Justiça suspende temporariamente a liminar de despejo da Ocupação Professor Fábio Alves!

Foi divulgado na última quinta feira decisão da justiça de suspensão temporário da liminar de despejo das famílias  da Ocupação Professor Fábio Alves. A decisão foi tomada pela juíza Lilian Bastos de Melo, da 22° vara cívil, a mesma que deferiu a ordem de despejo.
O mandato para cumprimento do despejo foi divulgado em abril. Desde está data até o mês de outubro as famílias fizeram dezenas de manifestações com o objetivo de sensibilizar o judiciário, o poder Municipal e Estadual.
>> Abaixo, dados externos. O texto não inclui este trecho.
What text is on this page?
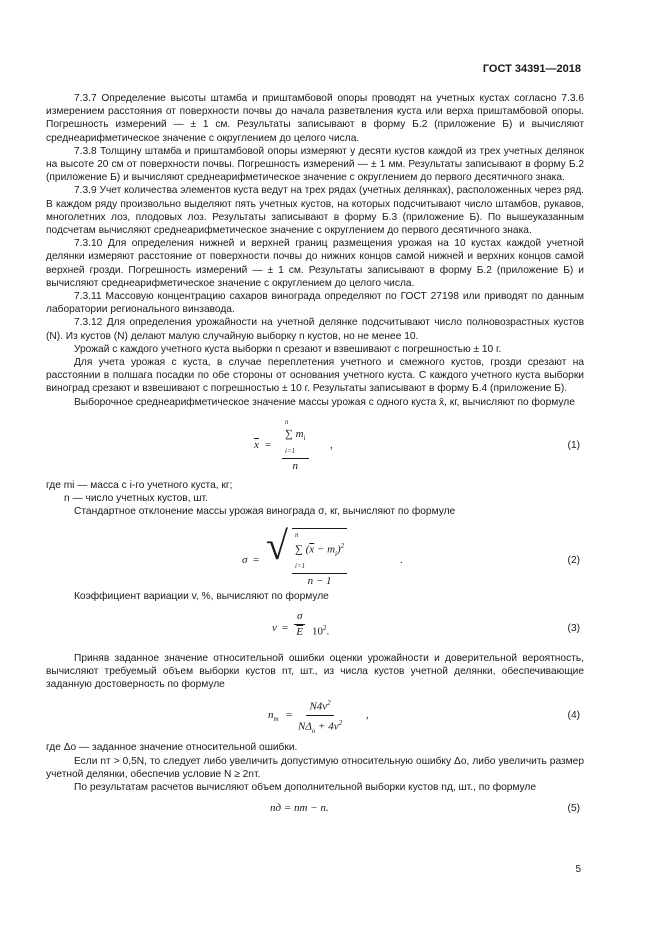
ГОСТ 34391—2018

7.3.7 Определение высоты штамба и приштамбовой опоры проводят на учетных кустах согласно 7.3.6 измерением расстояния от поверхности почвы до начала разветвления куста или верха приштамбовой опоры. Погрешность измерений — ± 1 см. Результаты записывают в форму Б.2 (приложение Б) и вычисляют среднеарифметическое значение с округлением до целого числа.

7.3.8 Толщину штамба и приштамбовой опоры измеряют у десяти кустов каждой из трех учетных делянок на высоте 20 см от поверхности почвы. Погрешность измерений — ± 1 мм. Результаты записывают в форму Б.2 (приложение Б) и вычисляют среднеарифметическое значение с округлением до первого десятичного знака.

7.3.9 Учет количества элементов куста ведут на трех рядах (учетных делянках), расположенных через ряд. В каждом ряду произвольно выделяют пять учетных кустов, на которых подсчитывают число штамбов, рукавов, многолетних лоз, плодовых лоз. Результаты записывают в форму Б.3 (приложение Б). По вышеуказанным подсчетам вычисляют среднеарифметическое значение с округлением до первого десятичного знака.

7.3.10 Для определения нижней и верхней границ размещения урожая на 10 кустах каждой учетной делянки измеряют расстояние от поверхности почвы до нижних концов самой нижней и верхних концов самой верхней грозди. Погрешность измерений — ± 1 см. Результаты записывают в форму Б.2 (приложение Б) и вычисляют среднеарифметическое значение с округлением до целого числа.

7.3.11 Массовую концентрацию сахаров винограда определяют по ГОСТ 27198 или приводят по данным лаборатории регионального винзавода.

7.3.12 Для определения урожайности на учетной делянке подсчитывают число полновозрастных кустов (N). Из кустов (N) делают малую случайную выборку n кустов, но не менее 10.

Урожай с каждого учетного куста выборки n срезают и взвешивают с погрешностью ± 10 г.

Для учета урожая с куста, в случае переплетения учетного и смежного кустов, грозди срезают на расстоянии в полшага посадки по обе стороны от основания учетного куста. С каждого учетного куста выборки виноград срезают и взвешивают с погрешностью ± 10 г. Результаты записывают в форму Б.4 (приложение Б).

Выборочное среднеарифметическое значение массы урожая с одного куста x̄, кг, вычисляют по формуле

$\overline{x}$ =
n
∑ $m_i$
i=1
n
,	(1)

где mi — масса с i-го учетного куста, кг;

n — число учетных кустов, шт.

Стандартное отклонение массы урожая винограда σ, кг, вычисляют по формуле

σ = √	n
∑ $(\overline{x} - m_i)^2$
i=1
n − 1
.	(2)

Коэффициент вариации v, %, вычисляют по формуле

$v = \frac{\sigma}{E} 10^2$.	(3)

Приняв заданное значение относительной ошибки оценки урожайности и доверительной вероятность, вычисляют требуемый объем выборки кустов nт, шт., из числа кустов учетной делянки, обеспечивающие заданную достоверность по формуле

$n_т$ =
$N4v^2$
$N\Delta_о + 4v^2$
,	(4)

где Δо — заданное значение относительной ошибки.

Если nт > 0,5N, то следует либо увеличить допустимую относительную ошибку Δо, либо увеличить размер учетной делянки, обеспечив условие N ≥ 2nт.

По результатам расчетов вычисляют объем дополнительной выборки кустов nд, шт., по формуле

nд = nт − n.	(5)
5
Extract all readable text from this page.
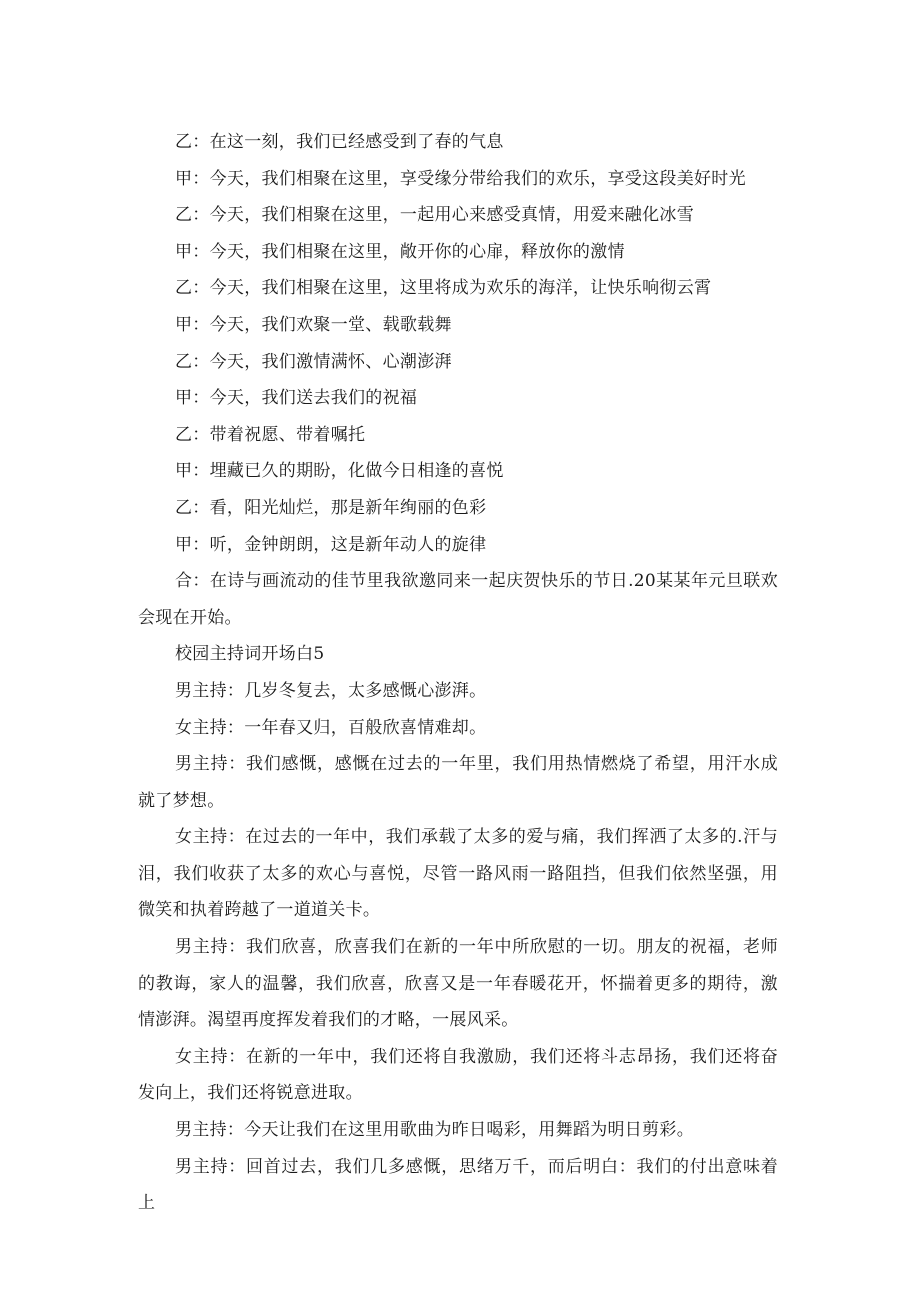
乙：在这一刻，我们已经感受到了春的气息

甲：今天，我们相聚在这里，享受缘分带给我们的欢乐，享受这段美好时光

乙：今天，我们相聚在这里，一起用心来感受真情，用爱来融化冰雪

甲：今天，我们相聚在这里，敞开你的心扉，释放你的激情

乙：今天，我们相聚在这里，这里将成为欢乐的海洋，让快乐响彻云霄

甲：今天，我们欢聚一堂、载歌载舞

乙：今天，我们激情满怀、心潮澎湃

甲：今天，我们送去我们的祝福

乙：带着祝愿、带着嘱托

甲：埋藏已久的期盼，化做今日相逢的喜悦

乙：看，阳光灿烂，那是新年绚丽的色彩

甲：听，金钟朗朗，这是新年动人的旋律

合：在诗与画流动的佳节里我欲邀同来一起庆贺快乐的节日.20某某年元旦联欢会现在开始。

校园主持词开场白5

男主持：几岁冬复去，太多感慨心澎湃。

女主持：一年春又归，百般欣喜情难却。

男主持：我们感慨，感慨在过去的一年里，我们用热情燃烧了希望，用汗水成就了梦想。

女主持：在过去的一年中，我们承载了太多的爱与痛，我们挥洒了太多的.汗与泪，我们收获了太多的欢心与喜悦，尽管一路风雨一路阻挡，但我们依然坚强，用微笑和执着跨越了一道道关卡。

男主持：我们欣喜，欣喜我们在新的一年中所欣慰的一切。朋友的祝福，老师的教诲，家人的温馨，我们欣喜，欣喜又是一年春暖花开，怀揣着更多的期待，激情澎湃。渴望再度挥发着我们的才略，一展风采。

女主持：在新的一年中，我们还将自我激励，我们还将斗志昂扬，我们还将奋发向上，我们还将锐意进取。

男主持：今天让我们在这里用歌曲为昨日喝彩，用舞蹈为明日剪彩。

男主持：回首过去，我们几多感慨，思绪万千，而后明白：我们的付出意味着上
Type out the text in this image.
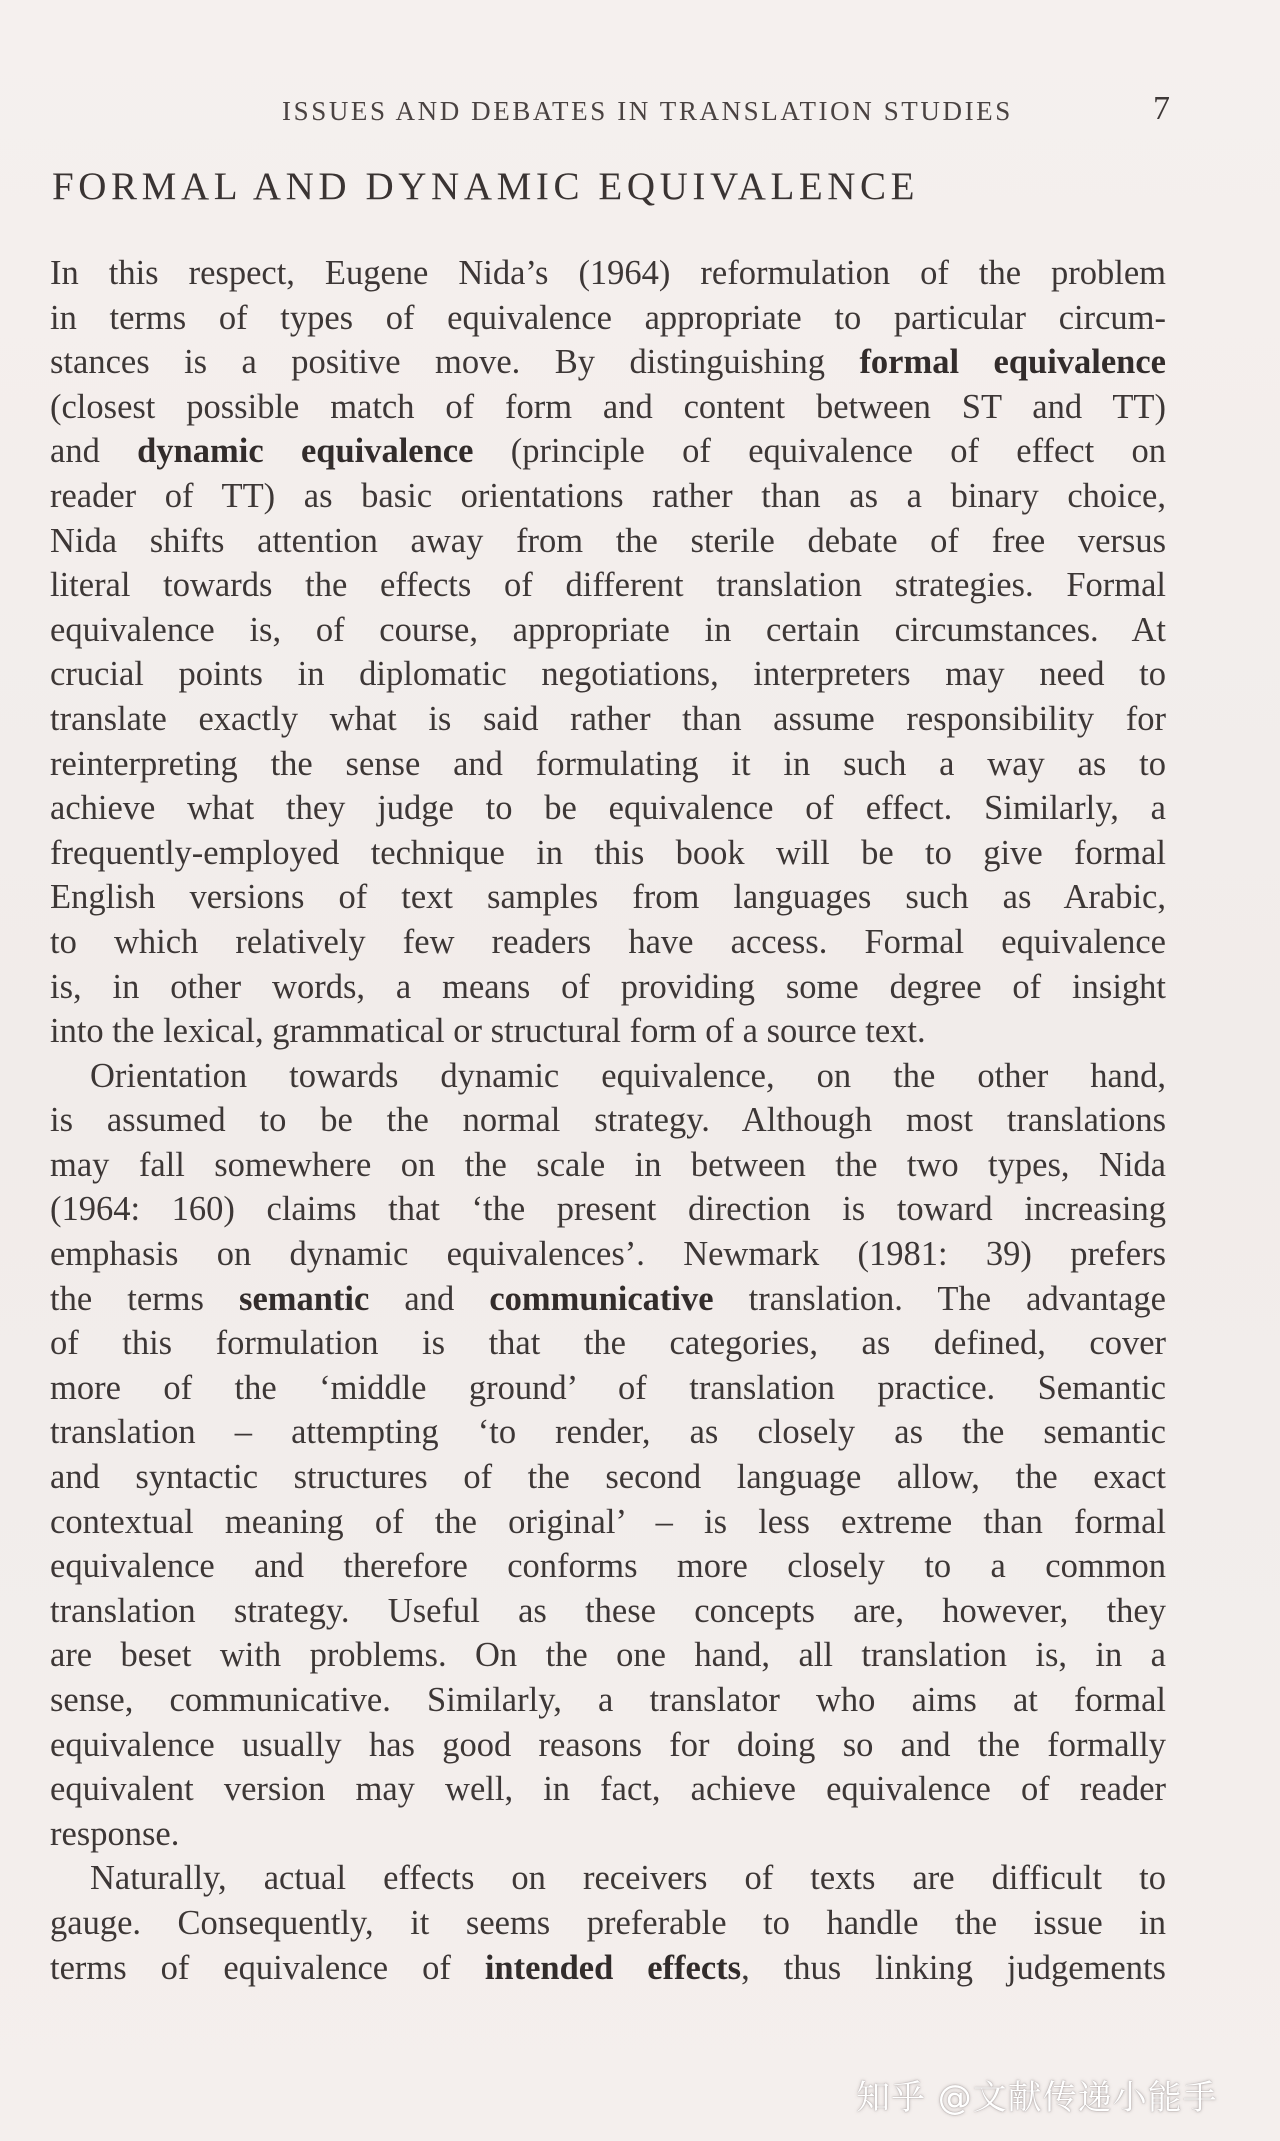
ISSUES AND DEBATES IN TRANSLATION STUDIES	7
FORMAL AND DYNAMIC EQUIVALENCE
In this respect, Eugene Nida’s (1964) reformulation of the problem
in terms of types of equivalence appropriate to particular circum-
stances is a positive move. By distinguishing formal equivalence
(closest possible match of form and content between ST and TT)
and dynamic equivalence (principle of equivalence of effect on
reader of TT) as basic orientations rather than as a binary choice,
Nida shifts attention away from the sterile debate of free versus
literal towards the effects of different translation strategies. Formal
equivalence is, of course, appropriate in certain circumstances. At
crucial points in diplomatic negotiations, interpreters may need to
translate exactly what is said rather than assume responsibility for
reinterpreting the sense and formulating it in such a way as to
achieve what they judge to be equivalence of effect. Similarly, a
frequently-employed technique in this book will be to give formal
English versions of text samples from languages such as Arabic,
to which relatively few readers have access. Formal equivalence
is, in other words, a means of providing some degree of insight
into the lexical, grammatical or structural form of a source text.
Orientation towards dynamic equivalence, on the other hand,
is assumed to be the normal strategy. Although most translations
may fall somewhere on the scale in between the two types, Nida
(1964: 160) claims that ‘the present direction is toward increasing
emphasis on dynamic equivalences’. Newmark (1981: 39) prefers
the terms semantic and communicative translation. The advantage
of this formulation is that the categories, as defined, cover
more of the ‘middle ground’ of translation practice. Semantic
translation – attempting ‘to render, as closely as the semantic
and syntactic structures of the second language allow, the exact
contextual meaning of the original’ – is less extreme than formal
equivalence and therefore conforms more closely to a common
translation strategy. Useful as these concepts are, however, they
are beset with problems. On the one hand, all translation is, in a
sense, communicative. Similarly, a translator who aims at formal
equivalence usually has good reasons for doing so and the formally
equivalent version may well, in fact, achieve equivalence of reader
response.
Naturally, actual effects on receivers of texts are difficult to
gauge. Consequently, it seems preferable to handle the issue in
terms of equivalence of intended effects, thus linking judgements
知乎 @文献传递小能手
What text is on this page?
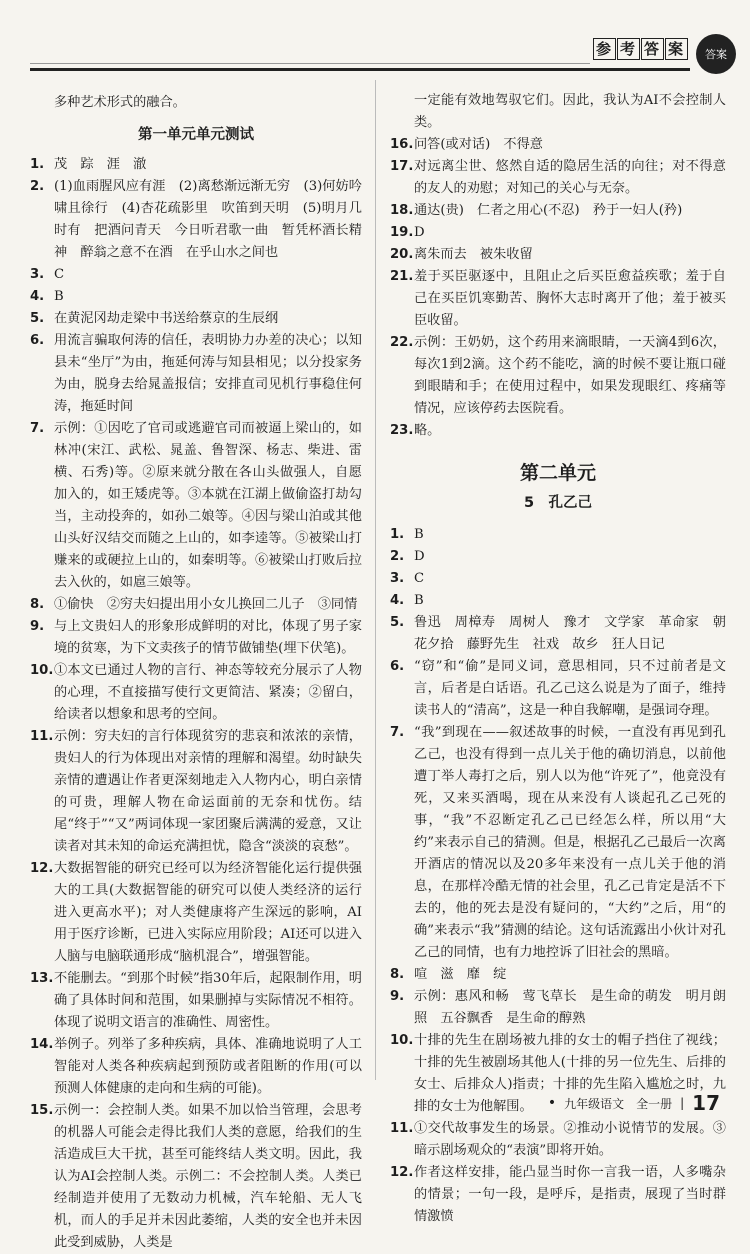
参 考 答 案 答案
多种艺术形式的融合。
第一单元单元测试
1. 茂　踪　涯　澈
2. (1)血雨腥风应有涯　(2)离愁渐远渐无穷　(3)何妨吟啸且徐行　(4)杏花疏影里　吹笛到天明　(5)明月几时有　把酒问青天　今日听君歌一曲　暂凭杯酒长精神　醉翁之意不在酒　在乎山水之间也
3. C
4. B
5. 在黄泥冈劫走梁中书送给蔡京的生辰纲
6. 用流言骗取何涛的信任，表明协力办差的决心；以知县未“坐厅”为由，拖延何涛与知县相见；以分投家务为由，脱身去给晁盖报信；安排直司见机行事稳住何涛，拖延时间
7. 示例：①因吃了官司或逃避官司而被逼上梁山的，如林冲(宋江、武松、晁盖、鲁智深、杨志、柴进、雷横、石秀)等。②原来就分散在各山头做强人，自愿加入的，如王矮虎等。③本就在江湖上做偷盗打劫勾当，主动投奔的，如孙二娘等。④因与梁山泊或其他山头好汉结交而随之上山的，如李逵等。⑤被梁山打赚来的或硬拉上山的，如秦明等。⑥被梁山打败后拉去入伙的，如扈三娘等。
8. ①偷快　②穷夫妇提出用小女儿换回二儿子　③同情
9. 与上文贵妇人的形象形成鲜明的对比，体现了男子家境的贫寒，为下文卖孩子的情节做铺垫(埋下伏笔)。
10. ①本文已通过人物的言行、神态等较充分展示了人物的心理，不直接描写使行文更简洁、紧凑；②留白，给读者以想象和思考的空间。
11. 示例：穷夫妇的言行体现贫穷的悲哀和浓浓的亲情，贵妇人的行为体现出对亲情的理解和渴望。幼时缺失亲情的遭遇让作者更深刻地走入人物内心，明白亲情的可贵，理解人物在命运面前的无奈和忧伤。结尾“终于”“又”两词体现一家团聚后满满的爱意，又让读者对其未知的命运充满担忧，隐含“淡淡的哀愁”。
12. 大数据智能的研究已经可以为经济智能化运行提供强大的工具(大数据智能的研究可以使人类经济的运行进入更高水平)；对人类健康将产生深远的影响，AI用于医疗诊断，已进入实际应用阶段；AI还可以进入人脑与电脑联通形成“脑机混合”，增强智能。
13. 不能删去。“到那个时候”指30年后，起限制作用，明确了具体时间和范围，如果删掉与实际情况不相符。体现了说明文语言的准确性、周密性。
14. 举例子。列举了多种疾病，具体、准确地说明了人工智能对人类各种疾病起到预防或者阻断的作用(可以预测人体健康的走向和生病的可能)。
15. 示例一：会控制人类。如果不加以恰当管理，会思考的机器人可能会走得比我们人类的意愿，给我们的生活造成巨大干扰，甚至可能终结人类文明。因此，我认为AI会控制人类。示例二：不会控制人类。人类已经制造并使用了无数动力机械，汽车轮船、无人飞机，而人的手足并未因此萎缩，人类的安全也并未因此受到威胁，人类是
一定能有效地驾驭它们。因此，我认为AI不会控制人类。
16. 问答(或对话)　不得意
17. 对远离尘世、悠然自适的隐居生活的向往；对不得意的友人的劝慰；对知己的关心与无奈。
18. 通达(贵)　仁者之用心(不忍)　矜于一妇人(矜)
19. D
20. 离朱而去　被朱收留
21. 羞于买臣驱逐中，且阻止之后买臣愈益疾歌；羞于自己在买臣饥寒勤苦、胸怀大志时离开了他；羞于被买臣收留。
22. 示例：王奶奶，这个药用来滴眼睛，一天滴4到6次，每次1到2滴。这个药不能吃，滴的时候不要让瓶口碰到眼睛和手；在使用过程中，如果发现眼红、疼痛等情况，应该停药去医院看。
23. 略。
第二单元
5　孔乙己
1. B
2. D
3. C
4. B
5. 鲁迅　周樟寿　周树人　豫才　文学家　革命家　朝花夕拾　藤野先生　社戏　故乡　狂人日记
6. “窃”和“偷”是同义词，意思相同，只不过前者是文言，后者是白话语。孔乙己这么说是为了面子，维持读书人的“清高”，这是一种自我解嘲，是强词夺理。
7. “我”到现在——叙述故事的时候，一直没有再见到孔乙己，也没有得到一点儿关于他的确切消息，以前他遭丁举人毒打之后，别人以为他“许死了”，他竟没有死，又来买酒喝，现在从来没有人谈起孔乙己死的事，“我”不忍断定孔乙己已经怎么样，所以用“大约”来表示自己的猜测。但是，根据孔乙己最后一次离开酒店的情况以及20多年来没有一点儿关于他的消息，在那样冷酷无情的社会里，孔乙己肯定是活不下去的，他的死去是没有疑问的，“大约”之后，用“的确”来表示“我”猜测的结论。这句话流露出小伙计对孔乙己的同情，也有力地控诉了旧社会的黑暗。
8. 喧　滋　靡　绽
9. 示例：惠风和畅　莺飞草长　是生命的萌发　明月朗照　五谷飘香　是生命的醇熟
10. 十排的先生在剧场被九排的女士的帽子挡住了视线；十排的先生被剧场其他人(十排的另一位先生、后排的女士、后排众人)指责；十排的先生陷入尴尬之时，九排的女士为他解围。
11. ①交代故事发生的场景。②推动小说情节的发展。③暗示剧场观众的“表演”即将开始。
12. 作者这样安排，能凸显当时你一言我一语，人多嘴杂的情景；一句一段，是呼斥，是指责，展现了当时群情激愤
• 九年级语文　全一册 | 17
A Ocupação Professor Fabio Alves é formada por aproximadamente 700 famílias que ocuparam um terreno de 72.000 m² abandonado a pelo menos 40 anos na região do Barreiro no dia 07 de outubro de 2018. Quando as famílias entraram já haviam morando na área quatro famílias.

Reivindica a posse do terreno a empresa Morizono, dono de dezenas de empresas, entre elas a Cervejaria Proibida. Existe fraude visível na relação de transferência do terreno para o particular e nas transações posteriores com o mesmo. 

As ações das famílias sensibilizaram o judiciário que suspendeu temporariamente a reintegração intimando o estado a apresentar alternativa de moradia às famílias. No entanto até o momento não conseguimos sensibilizar nem Kalil e nem Zema, que não sentam para apresentar uma alternativa.

É preciso que uma solução seja construída. Tivemos uma vitória, mas parcial. Não podemos ficar de braços cruzados esperando novo mandato ser expedido. KALIL, ou o outro prefeito que assumir, deve se comprometer com as 700 famílias da Fábio Alves e as demais famílias das Ocupações Urbanas. 


De acordo com a lei orgânica do Município o terreno pode ser desapropriado, pois estava abandonado. De. Imediato a Urbel precisa cadastrar as famílias.

Comemoramos a vitória das famílias sabendo que a luta ainda está longe de acabar. 

Enquanto Morar for um privilégio, ocupar é um direito.